COVID: Europe could be moving towards 'a kind of pandemic endgame', says WHOComments
Europe could be moving towards "a kind of pandemic endgame", according to a regional director of the World Health Organization.
Dr Hans Kluge, marking the second anniversary of COVID's arrival on the continent, said we were now entering a new phase of the disease.
He said the Omicron variant was displacing Delta at unprecedented speed, making up a third of cases across the region.
"The pandemic is far from over, but I am hopeful we can end the emergency phase in 2022 and address other health threats that urgently require our attention," said Dr Kluge, regional director for WHO's European region.
"Backlogs and waiting lists have grown, essential health services have been disrupted, and plans and preparations for climate-related health stresses and shocks have been put on hold across the region."

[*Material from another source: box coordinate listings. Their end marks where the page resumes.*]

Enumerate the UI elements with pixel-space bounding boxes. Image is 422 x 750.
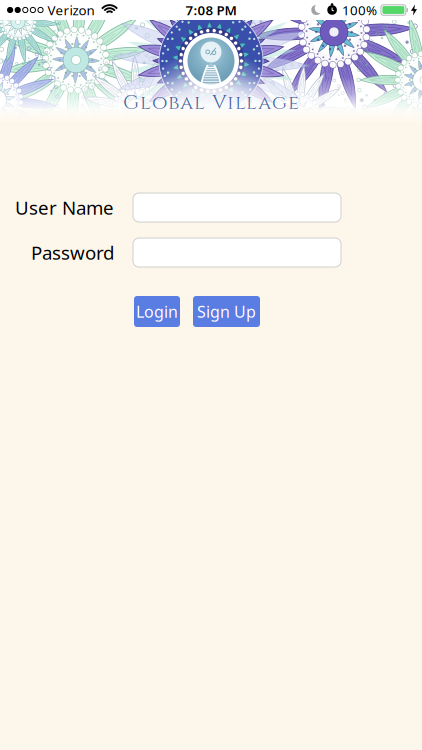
staticText: Sign Up [197, 301, 256, 322]
staticText: Login [136, 301, 178, 322]
staticText: Verizon [48, 1, 95, 19]
button[interactable]: User Name [133, 193, 341, 222]
staticText: User Name [15, 195, 114, 220]
staticText: Global Village [123, 90, 299, 116]
staticText: 100% [342, 1, 377, 19]
staticText: 7:08 PM [186, 1, 236, 19]
button[interactable]: Password [133, 238, 341, 267]
staticText: Password [31, 240, 114, 265]
button[interactable]: Sign Up [193, 296, 260, 327]
button[interactable]: Login [134, 296, 180, 327]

Dr Kluge added COVID could become a seasonal disease in the months to come.
"It's plausible that the region is moving towards a kind of pandemic endgame," he explained, adding that Omicron could infect 60% of Europeans by March.
Once the current surge of Omicron currently sweeping across Europe subsides, "there will be for quite some weeks and months a global immunity, either thanks to the vaccine or because people have immunity due to the infection, and also lowering seasonality".
"We anticipate that there will be a period of quiet before COVID-19 may come back towards the end of the year, but not necessarily the pandemic coming back," Dr Kluge added.
The Omicron variant, which studies have shown is more contagious than Delta but generally leads to less severe infection among vaccinated people, has raised long-awaited hopes that COVID is starting to shift from a pandemic to a more manageable endemic illness like seasonal flu.
But Dr Kluge cautioned that it was still too early to consider the coronavirus endemic.
"There is a lot of talk about endemic but endemic means ... that it is possible to predict what's going to happen. This virus has surprised us more than once so we have to be very careful," Dr Kluge added.